- Armiger: Saint Lucia
- Adopted: 1979
- Crest: In front of two Fronds of the Fern Polypoduim [sic] in Saltire a Cubit Arm proper the hand holding erect a Torch Gold enflamed also proper
- Torse: Or and Azure
- Shield: Azure two sticks of cut bamboo in Cross surmounted of an African stool of authority Or between in dexter chief and sinister base a Rose Argent charged with another Gules both barbed and seeded proper an in sinister chief and dexter base a Fleur-de-lis Gold
- Supporters: On either side a Saint Lucia Parrot commonly called Jacquot (Amazona versicolor) wings elevated and addorsed and in the beak of each a Frond of the Fern Polypoduim [sic] all proper
- Motto: The land, The people, The light

= Coat of arms of Saint Lucia =

The coat of arms of Saint Lucia was adopted on 8 January 1979 by a royal warrant of Queen Elizabeth II. They were adopted to commemorate Saint Lucia's independence from the United Kingdom. They bear emblematic representations of Saint Lucia's past and current national symbols.

== History ==
In 1965, the British Colony of Saint Lucia's Legislative Council passed a motion to request self-government from the United Kingdom. This was granted in 1967. As a result, Saint Lucia requested its citizens to submit designs for national symbols for the country. The coat of arms that were selected by the Saint Lucian government were designed by Sidney Bagshaw. The arms include a Tudor Rose to represent England, a fleur-de-lys to represent France and a stool to represent Africa. The supporters are Amazona versicolors, the Saint Lucian national bird.The national motto (the land, the people, the light) is found at the bottom of the arms.

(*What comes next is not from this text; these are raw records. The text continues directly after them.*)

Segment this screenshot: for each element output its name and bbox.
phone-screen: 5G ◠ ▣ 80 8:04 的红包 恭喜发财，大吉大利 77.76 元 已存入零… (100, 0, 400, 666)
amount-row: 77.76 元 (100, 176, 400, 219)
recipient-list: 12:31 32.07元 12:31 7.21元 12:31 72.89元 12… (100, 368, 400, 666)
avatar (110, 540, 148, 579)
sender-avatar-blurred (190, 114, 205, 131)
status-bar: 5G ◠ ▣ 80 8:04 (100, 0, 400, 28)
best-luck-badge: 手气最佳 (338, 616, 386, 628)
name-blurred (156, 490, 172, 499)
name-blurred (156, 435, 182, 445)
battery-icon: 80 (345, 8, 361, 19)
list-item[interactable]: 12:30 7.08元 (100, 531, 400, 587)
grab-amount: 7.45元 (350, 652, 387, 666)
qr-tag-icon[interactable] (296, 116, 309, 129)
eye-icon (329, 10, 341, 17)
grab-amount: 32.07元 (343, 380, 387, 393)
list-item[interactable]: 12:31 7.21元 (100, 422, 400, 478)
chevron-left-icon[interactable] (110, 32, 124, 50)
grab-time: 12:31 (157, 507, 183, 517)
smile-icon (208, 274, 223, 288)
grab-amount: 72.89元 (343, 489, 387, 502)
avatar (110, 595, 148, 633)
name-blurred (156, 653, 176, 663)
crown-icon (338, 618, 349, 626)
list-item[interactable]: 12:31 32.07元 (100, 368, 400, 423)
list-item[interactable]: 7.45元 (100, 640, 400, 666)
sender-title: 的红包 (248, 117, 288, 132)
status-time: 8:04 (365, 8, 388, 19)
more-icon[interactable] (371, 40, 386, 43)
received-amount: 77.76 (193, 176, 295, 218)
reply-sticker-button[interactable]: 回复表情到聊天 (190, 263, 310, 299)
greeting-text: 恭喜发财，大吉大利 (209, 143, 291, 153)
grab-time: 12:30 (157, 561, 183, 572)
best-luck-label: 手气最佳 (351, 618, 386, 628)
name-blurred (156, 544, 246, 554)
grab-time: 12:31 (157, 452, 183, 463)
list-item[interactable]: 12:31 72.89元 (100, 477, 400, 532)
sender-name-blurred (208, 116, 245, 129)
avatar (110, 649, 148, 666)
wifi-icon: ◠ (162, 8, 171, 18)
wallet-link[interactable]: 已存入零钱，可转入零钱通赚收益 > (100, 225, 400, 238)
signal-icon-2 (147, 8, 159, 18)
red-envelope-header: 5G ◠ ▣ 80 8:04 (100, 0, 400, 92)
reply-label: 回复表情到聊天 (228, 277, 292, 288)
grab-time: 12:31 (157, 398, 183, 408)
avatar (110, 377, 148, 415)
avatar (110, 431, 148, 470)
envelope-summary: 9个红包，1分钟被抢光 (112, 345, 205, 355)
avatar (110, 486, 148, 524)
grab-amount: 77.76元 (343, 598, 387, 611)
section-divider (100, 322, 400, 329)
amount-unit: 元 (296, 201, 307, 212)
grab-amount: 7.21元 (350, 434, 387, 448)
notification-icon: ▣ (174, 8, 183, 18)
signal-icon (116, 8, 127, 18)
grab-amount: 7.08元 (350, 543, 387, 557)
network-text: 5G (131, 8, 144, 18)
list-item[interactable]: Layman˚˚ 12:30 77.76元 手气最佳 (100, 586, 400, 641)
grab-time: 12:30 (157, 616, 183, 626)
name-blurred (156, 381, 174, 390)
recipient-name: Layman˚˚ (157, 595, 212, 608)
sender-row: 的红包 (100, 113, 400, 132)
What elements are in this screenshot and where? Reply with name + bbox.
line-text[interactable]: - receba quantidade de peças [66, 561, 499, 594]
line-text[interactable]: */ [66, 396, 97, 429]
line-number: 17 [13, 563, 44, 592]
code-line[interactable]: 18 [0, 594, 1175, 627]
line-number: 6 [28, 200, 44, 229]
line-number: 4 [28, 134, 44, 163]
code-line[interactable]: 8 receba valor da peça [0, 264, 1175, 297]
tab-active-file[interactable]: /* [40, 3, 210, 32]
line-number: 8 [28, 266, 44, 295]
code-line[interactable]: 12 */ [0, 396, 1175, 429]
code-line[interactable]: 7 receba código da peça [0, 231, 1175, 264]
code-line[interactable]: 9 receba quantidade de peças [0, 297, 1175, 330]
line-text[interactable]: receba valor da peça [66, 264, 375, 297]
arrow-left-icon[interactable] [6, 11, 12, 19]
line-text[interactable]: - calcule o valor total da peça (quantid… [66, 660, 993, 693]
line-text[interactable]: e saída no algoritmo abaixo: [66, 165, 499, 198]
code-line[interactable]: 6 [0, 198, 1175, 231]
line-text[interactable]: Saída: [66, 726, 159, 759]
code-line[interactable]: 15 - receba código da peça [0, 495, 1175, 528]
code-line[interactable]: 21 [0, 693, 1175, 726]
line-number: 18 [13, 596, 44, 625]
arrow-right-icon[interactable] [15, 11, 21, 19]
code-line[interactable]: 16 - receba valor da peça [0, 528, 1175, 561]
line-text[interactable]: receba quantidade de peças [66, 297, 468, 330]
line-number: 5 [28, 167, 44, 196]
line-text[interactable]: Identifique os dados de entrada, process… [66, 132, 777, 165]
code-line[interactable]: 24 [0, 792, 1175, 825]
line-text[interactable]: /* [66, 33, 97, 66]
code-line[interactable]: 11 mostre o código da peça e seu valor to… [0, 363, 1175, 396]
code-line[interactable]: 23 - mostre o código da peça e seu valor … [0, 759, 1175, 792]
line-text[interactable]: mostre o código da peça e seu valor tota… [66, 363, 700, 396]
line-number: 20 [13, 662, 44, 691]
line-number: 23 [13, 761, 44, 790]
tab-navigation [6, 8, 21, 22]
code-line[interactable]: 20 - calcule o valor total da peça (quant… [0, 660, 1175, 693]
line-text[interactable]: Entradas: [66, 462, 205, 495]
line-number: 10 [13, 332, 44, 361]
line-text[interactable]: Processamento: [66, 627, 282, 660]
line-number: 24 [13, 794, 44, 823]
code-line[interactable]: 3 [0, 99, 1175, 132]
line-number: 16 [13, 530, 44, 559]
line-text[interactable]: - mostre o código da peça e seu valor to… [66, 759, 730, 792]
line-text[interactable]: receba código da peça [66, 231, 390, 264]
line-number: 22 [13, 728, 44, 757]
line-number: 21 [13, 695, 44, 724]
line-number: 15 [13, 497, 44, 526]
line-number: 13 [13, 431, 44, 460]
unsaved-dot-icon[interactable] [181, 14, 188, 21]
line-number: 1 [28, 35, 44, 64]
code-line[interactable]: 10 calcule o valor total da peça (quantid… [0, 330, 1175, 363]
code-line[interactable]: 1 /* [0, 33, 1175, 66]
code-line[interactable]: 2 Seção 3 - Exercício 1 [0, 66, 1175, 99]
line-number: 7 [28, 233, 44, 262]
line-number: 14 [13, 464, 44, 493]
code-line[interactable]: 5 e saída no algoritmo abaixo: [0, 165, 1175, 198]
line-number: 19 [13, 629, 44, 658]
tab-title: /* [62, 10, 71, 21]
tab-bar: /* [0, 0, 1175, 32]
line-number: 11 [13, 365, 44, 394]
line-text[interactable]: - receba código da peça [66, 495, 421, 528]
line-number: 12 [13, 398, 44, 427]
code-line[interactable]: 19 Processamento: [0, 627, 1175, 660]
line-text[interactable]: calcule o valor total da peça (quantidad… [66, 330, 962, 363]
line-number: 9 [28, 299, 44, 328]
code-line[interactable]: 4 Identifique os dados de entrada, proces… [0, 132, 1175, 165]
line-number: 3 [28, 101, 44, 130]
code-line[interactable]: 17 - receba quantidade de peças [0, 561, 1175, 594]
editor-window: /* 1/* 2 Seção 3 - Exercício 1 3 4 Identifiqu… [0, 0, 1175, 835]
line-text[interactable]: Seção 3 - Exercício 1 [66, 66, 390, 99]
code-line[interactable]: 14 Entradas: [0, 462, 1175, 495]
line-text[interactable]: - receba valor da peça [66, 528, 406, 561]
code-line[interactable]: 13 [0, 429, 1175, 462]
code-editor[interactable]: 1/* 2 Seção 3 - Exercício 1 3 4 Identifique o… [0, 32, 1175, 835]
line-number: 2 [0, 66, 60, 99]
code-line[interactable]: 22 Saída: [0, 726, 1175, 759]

The arms were formally granted by Queen Elizabeth II, acting as Queen of the United Kingdom shortly before the establishment of her as the Queen of Saint Lucia, and registered at the College of Arms in London. The coat of arms were later used as the inspiration for the logo of Saint Lucia's Caribbean Premier League T20 cricket side, the Saint Lucia Zouks' logo.

==Official description==
The government of Saint Lucia describes the arms as follows:

Azure two sticks of cut bamboo in Cross surmounted of an African stool of authority Or between in dexter chief and sinister base a Rose Argent charged with another Gules both barbed and seeded proper an in sinister chief and dexter base a Fleur-de-lis Gold and for the Crest upon a Helm with a Wreath Or and Azure in front of two Fronds of the Fern Polypoduim [sic] in Saltire a Cubit Arm proper the hand holding erect a Torch Gold enflamed also proper and for the Supporters on either side a Saint Lucia Parrot commonly called Jacquot (Amazona versicolor) wings elevated and addorsed and in the beak of each a Frond of the Fern Polypoduim [sic] all proper and for the Motto: THE LAND-THE PEOPLE-THE LIGHT

==Historical versions==

Badge of Saint Lucia from 1875 to 1939.
Arms of Saint Lucia from 1939 to 1967.
Arms of Saint Lucia from 1967 to 1979.